How to Keep Manufacturing Workers Safe During COVID-19
While many people are being asked to work from home, a number of factory workers and engineers continue to head into work, keeping the lights on at manufacturing plants. Several plants have pivoted production operations in order to help the larger community, making much needed medical equipment.
A few examples of this include Ford, who is leveraging in-house 3D printing capabilities to manufacture face shields. Fashion label Ralph Lauren is ramping up production on 250,000 masks and 25,000 isolation gowns with their U.S. manufacturing partners. L’Oréal is producing alcohol-based hand sanitizer and donating surgical and N95 respirator masks to local hospitals.
In manufacturing environments, employees are often in close proximity to one another. Frontline workers on a packed production line can literally be shoulder-to-shoulder or face-to-face. Even when employees do not interact quite so closely, there is still a possibility for the virus to spread among employees.

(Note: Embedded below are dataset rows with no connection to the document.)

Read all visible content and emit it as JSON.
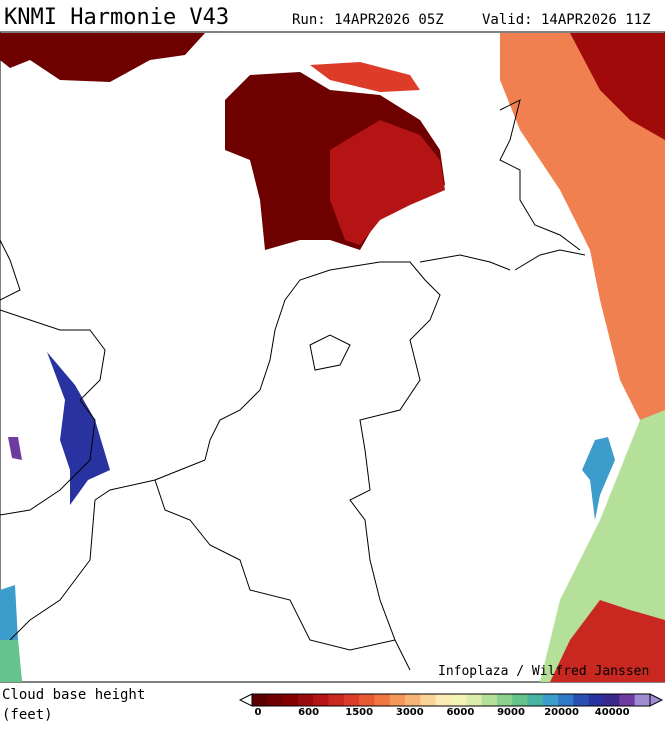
{
  "header": {
    "title": "KNMI Harmonie V43",
    "run": "Run: 14APR2026 05Z",
    "valid": "Valid: 14APR2026 11Z"
  },
  "credit": "Infoplaza / Wilfred Janssen",
  "legend": {
    "label_line1": "Cloud base height",
    "label_line2": "(feet)",
    "colors": [
      "#5a0000",
      "#6e0000",
      "#840000",
      "#9a0a0a",
      "#b41414",
      "#c82820",
      "#dc3c28",
      "#e85a32",
      "#f07840",
      "#f5965a",
      "#f8b478",
      "#fad296",
      "#fcecb4",
      "#f4f4b4",
      "#dcecaa",
      "#b4e09a",
      "#8cd28c",
      "#64c48c",
      "#46b4a0",
      "#3c9ccc",
      "#3078c8",
      "#2850b4",
      "#2832a0",
      "#3c288c",
      "#6e3ca0",
      "#a08cd2"
    ],
    "labels": [
      "0",
      "600",
      "1500",
      "3000",
      "6000",
      "9000",
      "20000",
      "40000"
    ]
  }
}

If you are a manufacturing company, regardless of what you are producing, what strategies can you put in place that allow for production to resume while containing the potential spread of COVID-19? We cannot stress enough that the health and wellbeing of your team is paramount. Though we’re all aware by now of the importance of regularly washing your hands and socially distancing, what else can you do to ensure your teams are safe on the production floor?
We’ve compiled a list of best practices to help manufacturers operating during the coronavirus to minimize potential risks with their employees. These tips have been extracted from a recent LNS Research COVID-19 Leadership Roundtable discussion, as well as from the U.S. Occupational Safety and Health Administration and the Centers for Disease Control (CDC) guidelines.
- Develop an infectious disease preparedness and response plan, if you don’t already have one. The plan should include protective actions against COVID-19.
- Encourage sick workers to stay at home, develop workplace protections and flexible policies to keep sick workers at home.
- Promote frequent and thorough hand washing, providing workers with a place to wash their hands (for at least 20 seconds). If soap and running water are not available, provide alcohol-based hand sanitizer containing at least 60% alcohol.
- Employees should maintain at least 6-feet distance when in close contact with one another.
- Site entry visitor compliance, determine whether individuals that come on site exhibit symptoms of the coronavirus through answering a series of questions.
- Employee exposure screening, a questionnaire designed to help you perform a self-assessment for potential employee coronavirus exposure.
- Install physical barriers where possible, such as clear plastic sneeze guards. Enforce that all employees wear face masks, PPE and face shields while on the factory floor. This will not only protect them from potential exposure, but will also minimize asymptomatic workers from possibly transmitting the virus.
- Increase ventilation rates and the amount of outdoor air that circulates in the work environment where possible.
- Continuously disinfect and clean surfaces. You can even assign a worker on each shift to do nothing but clean surfaces.
- Change shift start and stop processes to allow for social distancing.
- Implement 2- or 3-week rotating shifts to reduce the total number of employees in a facility at a given time, allowing them to maintain distance from one another while maintaining a full onsite work week.
- Establish remote access to scale subject matter expertise from experts who can no longer travel.
- Use existing general collaboration technology tools to help implement COVID-19 response.
- Begin preparing a knowledge capture and rapid training system to help quickly onboard new staff. Take this opportunity to offer cross-training services for workers to fill other roles within the production process.
There is much uncertainty around COVID-19 and how long the crisis will last. It’s vital for manufacturers to implement safe practices as this may become the new normal for the foreseeable future. While working remotely is something that isn’t possible for many factory employees, any steps you can take now to protect your workers and prevent the potential spread of the virus are critical for your future operations.